O filme de um minuto foi analisado quadro a quadro por um especialista do site norueguês Zosimar, que identificou vários sinais reveladores de intervenção da IA; Mas esses sinais de alerta (detalhes vagos, erros minuciosos de continuidade, rostos genéricos) teriam sido incompreensíveis para o espectador casual, que poderia assistir ao vídeo no site principal do QH88, onde ele é reproduzido em loop. A ousadia do lote de alguma forma torna tudo ainda mais verossímil.
É fácil perceber porque é que uma casa de apostas desportivas que opera no Vietname deveria escolher Fernandes como seu embaixador fictício: ele é o capitão do ano e jogador em série de um clube que é, de longe, o mais popular naquele país. Se algum jogador é mais vulnerável do que outros a tais ataques, então ele deve ser vítima do deepfake do futebol. A menos que os reguladores globais consigam coordenar os seus esforços – até agora incompletos – para combater as apostas desportivas ilegais, o que aconteceu a Bellingham e Fernandes irá certamente acontecer a muitos outros.
Um porta-voz da Comissão de Jogos da Grã-Bretanha não respondeu a perguntas específicas sobre Nightwin e QH88, mas disse: “Tomamos medidas sempre que tomamos conhecimento de um operador não licenciado.
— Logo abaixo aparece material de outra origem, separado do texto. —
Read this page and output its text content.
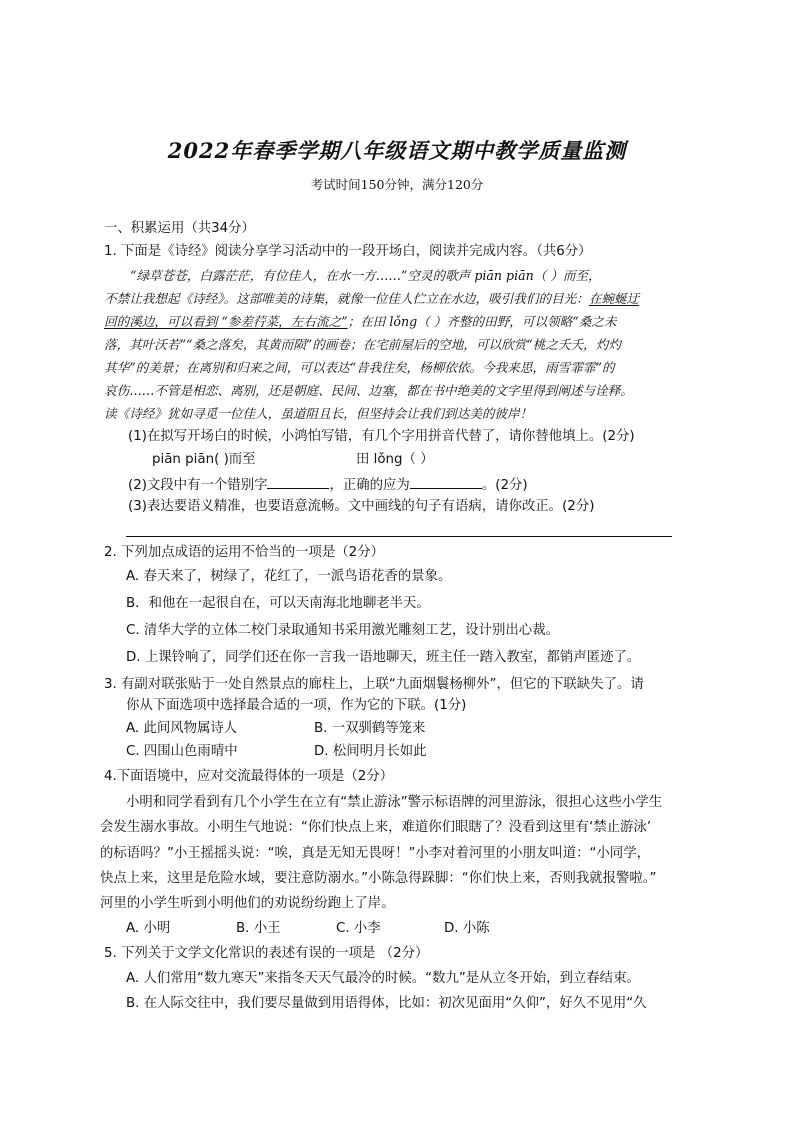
2022年春季学期八年级语文期中教学质量监测
考试时间150分钟，满分120分
一、积累运用（共34分）
1. 下面是《诗经》阅读分享学习活动中的一段开场白，阅读并完成内容。（共6分）
“绿草苍苍，白露茫茫，有位佳人，在水一方……”空灵的歌声 piān piān（ ）而至，
不禁让我想起《诗经》。这部唯美的诗集，就像一位佳人伫立在水边，吸引我们的目光：在蜿蜒迂
回的溪边，可以看到 “参差荇菜，左右流之”；在田 lǒng（ ）齐整的田野，可以领略“桑之未
落，其叶沃若”“桑之落矣，其黄而陨”的画卷；在宅前屋后的空地，可以欣赏“桃之夭夭，灼灼
其华”的美景；在离别和归来之间，可以表达“昔我往矣，杨柳依依。今我来思，雨雪霏霏”的
哀伤……不管是相恋、离别，还是朝庭、民间、边塞，都在书中绝美的文字里得到阐述与诠释。
读《诗经》犹如寻觅一位佳人，虽道阻且长，但坚持会让我们到达美的彼岸！
(1)在拟写开场白的时候，小鸿怕写错，有几个字用拼音代替了，请你替他填上。(2分)
piān piān( )而至	田 lǒng（ ）
(2)文段中有一个错别字	，正确的应为	。(2分)
(3)表达要语义精准，也要语意流畅。文中画线的句子有语病，请你改正。(2分)
2. 下列加点成语的运用不恰当的一项是（2分）
A. 春天来了，树绿了，花红了，一派鸟语花香的景象。
B．和他在一起很自在，可以天南海北地聊老半天。
C. 清华大学的立体二校门录取通知书采用激光雕刻工艺，设计别出心裁。
D. 上课铃响了，同学们还在你一言我一语地聊天，班主任一踏入教室，都销声匿迹了。
3. 有副对联张贴于一处自然景点的廊柱上，上联“九面烟鬟杨柳外”，但它的下联缺失了。请
你从下面选项中选择最合适的一项，作为它的下联。(1分)
A. 此间风物属诗人	B. 一双驯鹤等笼来
C. 四围山色雨晴中	D. 松间明月长如此
4.下面语境中，应对交流最得体的一项是（2分）
小明和同学看到有几个小学生在立有“禁止游泳”警示标语牌的河里游泳，很担心这些小学生
会发生溺水事故。小明生气地说：“你们快点上来，难道你们眼瞎了？没看到这里有‘禁止游泳’
的标语吗？”小王摇摇头说：“唉，真是无知无畏呀！”小李对着河里的小朋友叫道：“小同学，
快点上来，这里是危险水域，要注意防溺水。”小陈急得跺脚：“你们快上来，否则我就报警啦。”
河里的小学生听到小明他们的劝说纷纷跑上了岸。
A. 小明	B. 小王	C. 小李	D. 小陈
5. 下列关于文学文化常识的表述有误的一项是 （2分）
A. 人们常用“数九寒天”来指冬天天气最冷的时候。“数九”是从立冬开始，到立春结束。
B. 在人际交往中，我们要尽量做到用语得体，比如：初次见面用“久仰”，好久不见用“久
Antes de depositar dinheiro, pedimos aos clientes que verifiquem se a empresa possui uma licença de comissão e, assim, garantir que o jogo que oferece é seguro, justo e livre de crime”.
O Guardian contactou a direção do QH88, Bruno Fernandes, Real Madrid e Manchester United, que não responderam nem devolveram oportunidade para o fazer. O sindicato global de jogadores FIFPRO encaminhou nosso pedido de comentários ao seu departamento jurídico, que não conseguiu responder dentro do prazo estabelecido pelo Guardian antes da publicação. Nightwin ou Flyberg BV não foram encontrados para comentar. A Premier League instruiu o Guardian a representar o Manchester United e Fernandes.
“Apostas desportivas ilegais” são definidas pela Convenção McLean, da qual o Reino Unido é signatário, como “qualquer atividade de apostas desportivas cujo tipo ou operador não esteja autorizado pelas leis aplicáveis da jurisdição onde o consumidor está localizado”, definição também adotada pela World Lottery Association.